As one of the planet's largest and most progressive bike manufacturers, Giant often use frame forming techniques that provide clues about what the rest of the market might be up to in a year or two. The hydroformed tube configuration of the XtC is literally the shape of things to come. The bulge-butted top and down tubes, just behind the head tube, are potent reminders of what hydroformed tubes can offer. Instead of adding strengthening gussetry, hydroforming makes it possible to form tubes of exactly the right shape and thickness to boost strength or reduce weight, or direct shocks away from crucial areas. A manufacturer can simply add visual embellishments, but Giant seem to have focused on the practical aspects.
There's loads of standover room over the top tube and plenty of mud room for big tyres. We like the way the seat clamp faces forward, out of the spray, and the wishbone at the top of the seatstays helps muffle back end shocks. The geometry feels best at full extension of the Manitou Splice fork's 70-100mm range, and the compression lockout lever is useful for climbs and on the way to trails. Travel adjustment is via a dial on top of the left-hand leg.
We're surprised Giant have specced such a low budget Truvativ crankset on a bike like this. It shifts OK, and there's nothing actually wrong with three steel chainrings plus a trouser guard, it just doesn't look the part with a Deore XT rear mech and LX components elsewhere. Still, shifting remained slick and precise throughout the test.
Giant's MPH hydraulic disc brakes are fine as long as you don't do long alpine descents (they suffer a little from pump and fade if you do). They're powerful and we like the way you can use the lever pot adjuster dials to tune lever feel. The wheelset is pretty good too: Deore hubs on Mavic's tough but fairly light X317 rims. The Kenda Nevegal (front) and Blue Groove (rear) treads are good grippy all-rounders with big enough volume to add extra comfort and shock absorption to the ride, but they're not exactly fast rollers.

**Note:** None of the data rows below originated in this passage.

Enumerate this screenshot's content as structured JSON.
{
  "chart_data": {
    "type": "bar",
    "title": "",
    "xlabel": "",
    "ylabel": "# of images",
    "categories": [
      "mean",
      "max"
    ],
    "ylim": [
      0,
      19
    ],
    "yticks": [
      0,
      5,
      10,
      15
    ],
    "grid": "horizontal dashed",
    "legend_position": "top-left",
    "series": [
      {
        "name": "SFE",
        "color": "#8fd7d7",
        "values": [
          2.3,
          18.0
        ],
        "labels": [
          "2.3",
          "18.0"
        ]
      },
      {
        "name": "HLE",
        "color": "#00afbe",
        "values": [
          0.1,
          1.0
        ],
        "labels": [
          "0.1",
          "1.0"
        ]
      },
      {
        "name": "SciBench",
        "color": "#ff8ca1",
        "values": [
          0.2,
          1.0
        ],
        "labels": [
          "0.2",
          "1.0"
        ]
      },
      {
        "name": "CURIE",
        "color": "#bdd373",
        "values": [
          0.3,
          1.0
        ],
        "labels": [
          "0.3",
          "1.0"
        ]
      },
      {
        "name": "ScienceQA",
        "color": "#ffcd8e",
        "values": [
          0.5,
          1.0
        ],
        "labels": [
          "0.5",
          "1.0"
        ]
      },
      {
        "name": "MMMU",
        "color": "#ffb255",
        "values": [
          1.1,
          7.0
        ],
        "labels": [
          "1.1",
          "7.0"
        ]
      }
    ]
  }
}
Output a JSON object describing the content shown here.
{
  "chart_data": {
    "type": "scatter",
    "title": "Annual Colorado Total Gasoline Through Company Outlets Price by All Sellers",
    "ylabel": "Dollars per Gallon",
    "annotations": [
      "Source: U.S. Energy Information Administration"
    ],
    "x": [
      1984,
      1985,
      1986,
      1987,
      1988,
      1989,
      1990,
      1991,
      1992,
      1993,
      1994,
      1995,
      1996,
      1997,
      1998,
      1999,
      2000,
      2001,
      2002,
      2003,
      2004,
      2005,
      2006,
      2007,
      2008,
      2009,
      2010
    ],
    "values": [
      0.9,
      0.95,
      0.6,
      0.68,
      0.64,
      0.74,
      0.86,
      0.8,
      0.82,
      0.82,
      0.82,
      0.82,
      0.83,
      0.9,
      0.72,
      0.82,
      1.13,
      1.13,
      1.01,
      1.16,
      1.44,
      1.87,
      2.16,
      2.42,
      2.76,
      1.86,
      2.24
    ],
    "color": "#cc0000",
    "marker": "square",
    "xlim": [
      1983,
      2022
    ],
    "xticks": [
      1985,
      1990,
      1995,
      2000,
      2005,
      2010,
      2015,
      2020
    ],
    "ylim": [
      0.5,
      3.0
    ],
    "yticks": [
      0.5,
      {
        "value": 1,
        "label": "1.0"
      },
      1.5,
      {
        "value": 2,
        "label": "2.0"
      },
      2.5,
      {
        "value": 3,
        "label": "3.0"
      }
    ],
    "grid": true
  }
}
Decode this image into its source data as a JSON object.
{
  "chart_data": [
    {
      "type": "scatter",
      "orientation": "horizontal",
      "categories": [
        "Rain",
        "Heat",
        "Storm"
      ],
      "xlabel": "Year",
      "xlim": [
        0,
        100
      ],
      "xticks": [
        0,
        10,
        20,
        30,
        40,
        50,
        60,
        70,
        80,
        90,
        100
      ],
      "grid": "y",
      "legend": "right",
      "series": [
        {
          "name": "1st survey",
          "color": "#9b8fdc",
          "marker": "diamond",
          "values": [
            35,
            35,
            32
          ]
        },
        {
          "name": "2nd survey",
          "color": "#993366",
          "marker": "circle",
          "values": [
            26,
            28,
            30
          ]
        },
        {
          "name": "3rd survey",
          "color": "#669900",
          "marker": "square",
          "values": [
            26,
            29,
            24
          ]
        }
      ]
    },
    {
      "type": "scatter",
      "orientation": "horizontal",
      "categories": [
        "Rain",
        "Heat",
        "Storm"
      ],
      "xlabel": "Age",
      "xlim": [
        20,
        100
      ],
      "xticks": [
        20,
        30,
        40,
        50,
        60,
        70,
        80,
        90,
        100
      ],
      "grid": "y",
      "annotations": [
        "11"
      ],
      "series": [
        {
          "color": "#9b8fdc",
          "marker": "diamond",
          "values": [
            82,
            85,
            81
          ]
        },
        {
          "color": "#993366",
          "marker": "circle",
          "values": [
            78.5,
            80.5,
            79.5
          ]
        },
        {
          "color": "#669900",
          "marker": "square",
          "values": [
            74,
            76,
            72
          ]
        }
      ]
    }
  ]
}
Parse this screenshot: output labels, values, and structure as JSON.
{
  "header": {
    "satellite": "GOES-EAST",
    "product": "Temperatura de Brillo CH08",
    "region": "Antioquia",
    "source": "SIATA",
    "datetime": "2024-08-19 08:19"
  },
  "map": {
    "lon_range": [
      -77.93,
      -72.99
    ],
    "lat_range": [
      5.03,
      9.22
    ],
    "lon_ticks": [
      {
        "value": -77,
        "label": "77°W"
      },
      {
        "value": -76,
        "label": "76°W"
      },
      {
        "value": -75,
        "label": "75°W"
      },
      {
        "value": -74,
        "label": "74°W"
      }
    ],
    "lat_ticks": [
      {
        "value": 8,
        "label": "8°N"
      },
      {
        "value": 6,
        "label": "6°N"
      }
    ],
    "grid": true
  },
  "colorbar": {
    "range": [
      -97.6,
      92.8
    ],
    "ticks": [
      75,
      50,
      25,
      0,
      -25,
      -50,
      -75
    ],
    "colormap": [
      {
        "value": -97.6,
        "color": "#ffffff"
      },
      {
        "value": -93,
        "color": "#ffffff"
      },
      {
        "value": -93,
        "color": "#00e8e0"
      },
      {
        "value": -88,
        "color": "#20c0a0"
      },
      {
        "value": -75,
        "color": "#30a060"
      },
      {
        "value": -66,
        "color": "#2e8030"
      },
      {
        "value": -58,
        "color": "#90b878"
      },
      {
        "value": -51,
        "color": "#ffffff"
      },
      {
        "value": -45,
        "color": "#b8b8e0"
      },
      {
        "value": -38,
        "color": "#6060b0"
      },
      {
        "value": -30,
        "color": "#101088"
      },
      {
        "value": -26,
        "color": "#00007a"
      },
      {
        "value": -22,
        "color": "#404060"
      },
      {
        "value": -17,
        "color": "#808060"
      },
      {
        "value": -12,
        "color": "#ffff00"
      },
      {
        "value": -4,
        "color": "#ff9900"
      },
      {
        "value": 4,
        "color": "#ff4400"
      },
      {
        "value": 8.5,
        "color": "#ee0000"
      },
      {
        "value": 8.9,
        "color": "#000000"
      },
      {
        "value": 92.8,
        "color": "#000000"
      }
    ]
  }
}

The seatpost is a tight fit and a little more length would be useful, although it does stretch to riders up to a height of about 5ft 11in on a Medium bike. WTB's Speed V saddle is always a popular choice and the Giant low rise bar is well suited to the bike's character, as are the soft grips and the medium rise stem (which has an inch of washer stack height adjustment).
The XtC SX looks like a casual bike, with its big treads, fairly high front end and clumpy crankset. But a long top tube (23.25in on our 17in Medium test bike) and lively handling make it efficient and surprisingly rapid on the flat and though technical singletrack. The steep (73 degree) seat angle sits you fairly well forward and helps you to really work the fork, which we left at 100mm because we found that shorter settings made the steering start to feel nervous.
You'll start to feel the bike's 12.7kg (28lb) weight when accelerating and on climbs, and the big knobbly tyres, while great for comfort and traction, are also a slowing factor. Those who want pure XC speed would be better served by a bike like the Focus Northern Lite, the Giant is a more relaxed ride - although simply fitting faster tyres would put it in the same speed league as the Focus, and as an all-rounder fun bike it's a better option for most riders. A better crankset would make it excellent value, but with the budget one fitted it loses a point for both value and parts specification.